Find $$\min\{|z-a|^2+|z-b|^2 \mid z\in \mathbb{C}\},$$ where $a,b\in \mathbb{C}.$

What's the correct way to tackle this kind of exercises? I've tried changing it to polar form and expanding the complex number ($z=x+iy$) but I get expressions way more complicated and I think I'm not going the right way.
Would it be correct to do $f(z)=|z-a|^2+|z-b|^2$ and differentiate this function?
That is, $f'(z)=-2a-2b+4z$.
Thanks for the time.
 A: Make the problem symmetric by using
$$
z=w+\frac{a+b}{2}
$$
so
$$
z-a=w+\frac{a+b}{2}-a=w-\frac{a-b}{2},\qquad
z-b=w+\frac{a+b}{2}-b=w+\frac{a-b}{2}
$$
and you have instead, with $c=(a-b)/2$,
$$
f(w)=|w-c|^2+|w+c|^2
$$
Now you can apply the parallelogram identity
$$
|x-y|^2+|x+y|^2=2|x|^2+2|y|^2
$$
which can be derived from
\begin{align}
|x-y|^2&=(x-y)(\bar{x}-\bar{y})=x\bar{x}-x\bar{y}-\bar{x}y+y\bar{y}\\
|x+y|^2&=(x+y)(\bar{x}+\bar{y})=x\bar{x}+x\bar{y}+\bar{x}y+y\bar{y}
\end{align}
Hence $f(w)=2|w|^2+2|c|^2$ and its minimum is for $w=0$.

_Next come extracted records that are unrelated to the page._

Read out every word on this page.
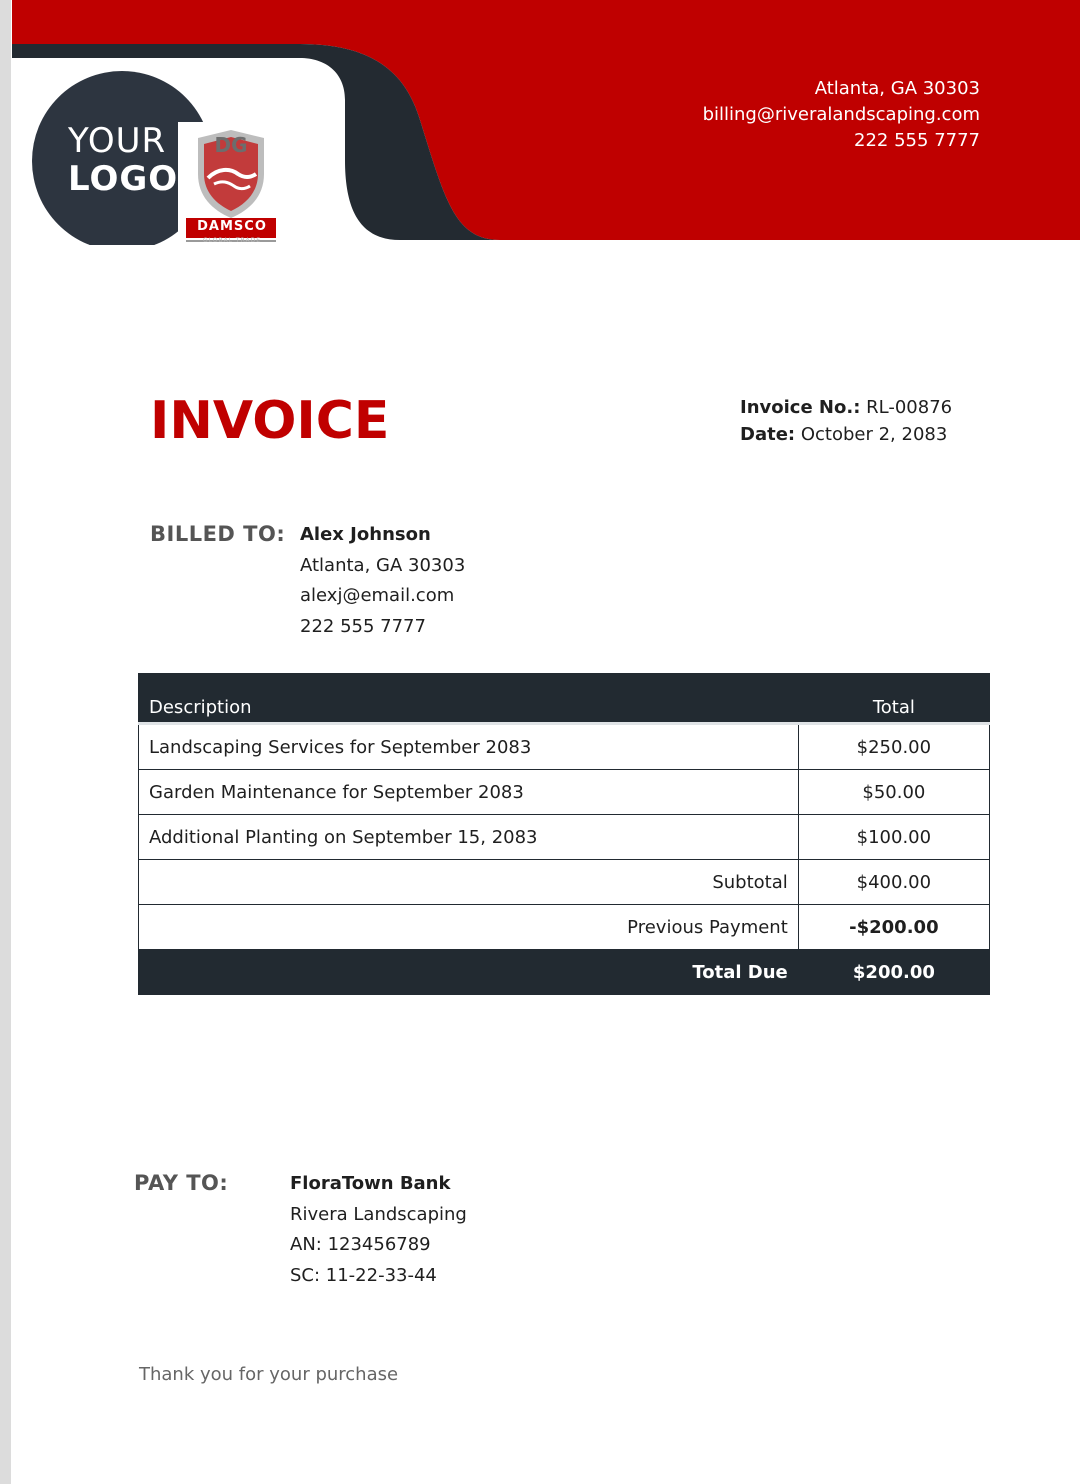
YOUR
LOGO
DG
DAMSCO
GLOBAL TRADE
Atlanta, GA 30303
billing@riveralandscaping.com
222 555 7777
INVOICE	Invoice No.: RL-00876
Date: October 2, 2083
BILLED TO: Alex Johnson
Atlanta, GA 30303
alexj@email.com
222 555 7777
Description	Total
Landscaping Services for September 2083	$250.00
Garden Maintenance for September 2083	$50.00
Additional Planting on September 15, 2083	$100.00
Subtotal	$400.00
Previous Payment	-$200.00
Total Due	$200.00
PAY TO:	FloraTown Bank
Rivera Landscaping
AN: 123456789
SC: 11-22-33-44
Thank you for your purchase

By the way, this shows that the locus $|z-a|^2+|z-b|^2=k$ is a circle with center at $(a+b)/2$ and radius $\sqrt{k/2-|c|^2}$ (provided $k\ge2|c|^2$), which is easy to see also by expanding the expression with rectangular forms for $z,a,b$.
A: Hint1: Think of it geometrically, $a \text{ and } b$ are vectors. You want a point which is closest to both.

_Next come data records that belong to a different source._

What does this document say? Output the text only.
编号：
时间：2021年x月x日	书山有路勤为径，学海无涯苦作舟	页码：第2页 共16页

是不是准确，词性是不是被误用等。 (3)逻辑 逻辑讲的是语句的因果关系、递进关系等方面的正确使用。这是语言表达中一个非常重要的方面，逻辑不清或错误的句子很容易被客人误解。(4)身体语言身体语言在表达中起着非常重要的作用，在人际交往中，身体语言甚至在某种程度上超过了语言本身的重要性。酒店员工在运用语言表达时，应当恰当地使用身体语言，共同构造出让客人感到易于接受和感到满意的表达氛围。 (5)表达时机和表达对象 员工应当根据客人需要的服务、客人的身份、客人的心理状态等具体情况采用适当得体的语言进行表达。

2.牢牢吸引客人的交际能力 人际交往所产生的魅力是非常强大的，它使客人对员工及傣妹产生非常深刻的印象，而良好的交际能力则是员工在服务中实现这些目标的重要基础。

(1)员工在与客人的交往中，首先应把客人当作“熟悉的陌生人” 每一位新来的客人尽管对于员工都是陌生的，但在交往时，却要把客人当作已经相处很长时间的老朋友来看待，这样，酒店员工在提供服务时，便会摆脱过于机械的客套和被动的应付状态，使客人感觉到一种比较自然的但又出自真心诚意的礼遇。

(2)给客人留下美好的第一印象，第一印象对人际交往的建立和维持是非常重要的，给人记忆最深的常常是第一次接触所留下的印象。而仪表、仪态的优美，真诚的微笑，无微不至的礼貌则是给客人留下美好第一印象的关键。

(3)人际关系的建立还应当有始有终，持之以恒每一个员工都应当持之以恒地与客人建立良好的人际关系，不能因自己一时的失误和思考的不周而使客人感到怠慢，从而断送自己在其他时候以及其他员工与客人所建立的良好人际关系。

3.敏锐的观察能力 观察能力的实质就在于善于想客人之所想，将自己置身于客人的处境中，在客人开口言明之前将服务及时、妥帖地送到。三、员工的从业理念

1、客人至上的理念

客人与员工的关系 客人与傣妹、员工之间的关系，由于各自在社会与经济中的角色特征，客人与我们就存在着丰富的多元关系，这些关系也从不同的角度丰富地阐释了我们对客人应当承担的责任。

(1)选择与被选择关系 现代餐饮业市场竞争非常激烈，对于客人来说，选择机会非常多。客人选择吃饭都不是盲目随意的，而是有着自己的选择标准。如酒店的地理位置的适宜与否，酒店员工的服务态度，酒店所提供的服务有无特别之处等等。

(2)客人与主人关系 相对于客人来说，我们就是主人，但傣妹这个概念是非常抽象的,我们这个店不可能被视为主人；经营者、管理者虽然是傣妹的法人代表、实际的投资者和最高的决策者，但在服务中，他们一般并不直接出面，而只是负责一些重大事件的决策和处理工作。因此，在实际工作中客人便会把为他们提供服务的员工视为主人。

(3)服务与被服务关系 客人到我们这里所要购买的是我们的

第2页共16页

Hint2: What about the midpoint of $a \text{ and } b$? Can you prove that its the minimum by expanding the objective function as $\min \ (z_x-a_x)^2 + (z_y-a_y)^2 + (z_x-b_x)^2 + (z_y-b_y)^2$?
A: The function $|z|$ is not differentiable wrt $z$.
You could think about it geometrically. Suppose you plug a $z$ into the expression $|z-a|^2+|z-b|^2$, what is this expression? It is $d_a^2+d_b^2$, where $d_a$ is the distance from $a$ to $z$ and $d_b$ is similarly interpreted. It should be easy to see that to minimise $d_a^2+d_b^2$, $z$ must be on the line segment joining $a$ and $b$. Can you take it from here?